5. Frozen Waterfalls
The growth of a frozen waterfall can proceed only gradually, for progressive freezing of the flowing water. There are thousands of frozen falls around the world. The one located at Beijing’s Myun County attracts tourists from all over the country as well as internationally. A beautiful display of nature’s art at work.
4. Ice Caves
Ice caves are a type of natural cave that contain significant amounts of ice. At least a portion of the cave must have a temperature below 0 °C (32 °F) all year round, and water must have traveled into the cave’s cold zone. There are many ice caves throughout the world, but the Eisriesenwelt Ice Caves in Austria are some of the largest known to man.
3. Ice Circles
A rare phenomenon usually only seen in extremely cold countries, scientists generally accept that Ice Circles are formed when surface ice gathers in the center of a body of water rather than the edges. A slow moving river current can create a slow turning eddy, which rotates, forming an ice disc. Very slowly the edges are ground down until a gap is formed between the eddy and the surrounding ice.

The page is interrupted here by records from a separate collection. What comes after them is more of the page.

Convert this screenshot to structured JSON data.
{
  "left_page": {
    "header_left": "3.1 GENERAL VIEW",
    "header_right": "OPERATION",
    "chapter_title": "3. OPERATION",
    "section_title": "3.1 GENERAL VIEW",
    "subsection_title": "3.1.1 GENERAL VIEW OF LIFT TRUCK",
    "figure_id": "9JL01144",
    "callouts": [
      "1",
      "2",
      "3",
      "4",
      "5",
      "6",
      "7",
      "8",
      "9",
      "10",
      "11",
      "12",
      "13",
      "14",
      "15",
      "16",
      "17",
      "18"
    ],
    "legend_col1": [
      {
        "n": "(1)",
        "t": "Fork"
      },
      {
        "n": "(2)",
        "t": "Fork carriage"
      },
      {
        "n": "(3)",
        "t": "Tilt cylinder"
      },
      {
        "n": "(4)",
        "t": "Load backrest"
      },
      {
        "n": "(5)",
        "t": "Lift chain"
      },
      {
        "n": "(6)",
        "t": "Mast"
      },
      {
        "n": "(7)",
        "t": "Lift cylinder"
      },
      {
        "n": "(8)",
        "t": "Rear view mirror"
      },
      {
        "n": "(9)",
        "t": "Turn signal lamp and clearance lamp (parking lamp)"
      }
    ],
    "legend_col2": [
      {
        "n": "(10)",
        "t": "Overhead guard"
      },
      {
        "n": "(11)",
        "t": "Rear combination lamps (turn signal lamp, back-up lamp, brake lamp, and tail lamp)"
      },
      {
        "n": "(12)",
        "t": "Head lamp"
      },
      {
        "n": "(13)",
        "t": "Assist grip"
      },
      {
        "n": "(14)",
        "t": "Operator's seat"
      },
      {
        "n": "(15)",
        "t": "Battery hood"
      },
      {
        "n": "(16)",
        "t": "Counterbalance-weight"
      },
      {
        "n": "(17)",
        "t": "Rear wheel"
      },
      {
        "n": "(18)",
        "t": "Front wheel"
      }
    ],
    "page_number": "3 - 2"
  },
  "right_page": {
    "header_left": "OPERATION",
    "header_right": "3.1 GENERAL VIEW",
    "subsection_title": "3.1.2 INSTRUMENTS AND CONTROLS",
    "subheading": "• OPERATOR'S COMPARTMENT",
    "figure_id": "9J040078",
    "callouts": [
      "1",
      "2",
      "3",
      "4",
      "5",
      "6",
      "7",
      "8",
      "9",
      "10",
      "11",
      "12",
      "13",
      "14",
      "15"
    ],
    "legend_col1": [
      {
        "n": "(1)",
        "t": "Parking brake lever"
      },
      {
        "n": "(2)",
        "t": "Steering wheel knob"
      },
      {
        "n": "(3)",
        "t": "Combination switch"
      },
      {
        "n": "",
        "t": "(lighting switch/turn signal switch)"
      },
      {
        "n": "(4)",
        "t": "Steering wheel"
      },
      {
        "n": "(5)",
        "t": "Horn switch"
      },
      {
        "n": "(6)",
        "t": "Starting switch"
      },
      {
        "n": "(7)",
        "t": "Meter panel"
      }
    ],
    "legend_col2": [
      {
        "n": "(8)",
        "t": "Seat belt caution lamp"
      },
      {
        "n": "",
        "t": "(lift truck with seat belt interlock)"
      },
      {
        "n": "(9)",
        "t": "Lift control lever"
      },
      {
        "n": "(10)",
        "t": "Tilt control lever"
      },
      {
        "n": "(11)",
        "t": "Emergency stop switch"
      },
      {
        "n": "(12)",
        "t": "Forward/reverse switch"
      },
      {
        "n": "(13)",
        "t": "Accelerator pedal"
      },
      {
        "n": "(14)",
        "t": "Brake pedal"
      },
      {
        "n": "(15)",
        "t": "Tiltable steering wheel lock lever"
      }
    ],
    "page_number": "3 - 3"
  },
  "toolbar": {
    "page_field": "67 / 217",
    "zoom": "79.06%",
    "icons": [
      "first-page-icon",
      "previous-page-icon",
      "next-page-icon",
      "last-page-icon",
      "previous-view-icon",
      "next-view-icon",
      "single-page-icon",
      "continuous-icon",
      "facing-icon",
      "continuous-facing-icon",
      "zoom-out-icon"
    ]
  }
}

These ice circles have been seen with diameters of over 500 feet and can also at times be found in clusters and groups at different sizes. (Photo by Brook Tyler)
2. Ice Spikes
These amazing ice spikes, generally known as penitentes due to their resemblance to processions of white-hooded monks, can be found on mountain glaciers and vary in size. As this accelerates, deep troughs are formed, leaving peaks of ice standing between them. Chile is home to the rugged mountain terrain of the Andes, and the severe weather extremes at different altitudes make for some stunning ice formations, like daggers looking ice field.
1. Ice Shelves
Ice takes on all sorts of interesting asymmetrical and geometric shapes, from the icy platelets above to the incredible parallel ice shelves of the Arctic. Ellesmere Island is famous for its ice shelves, but unfortunately they are diminishing rapidly in the face of global warming. Climate change caused alarming losses in summer of 2008, and scientists are concerned that this special ecosystem may soon be lost forever.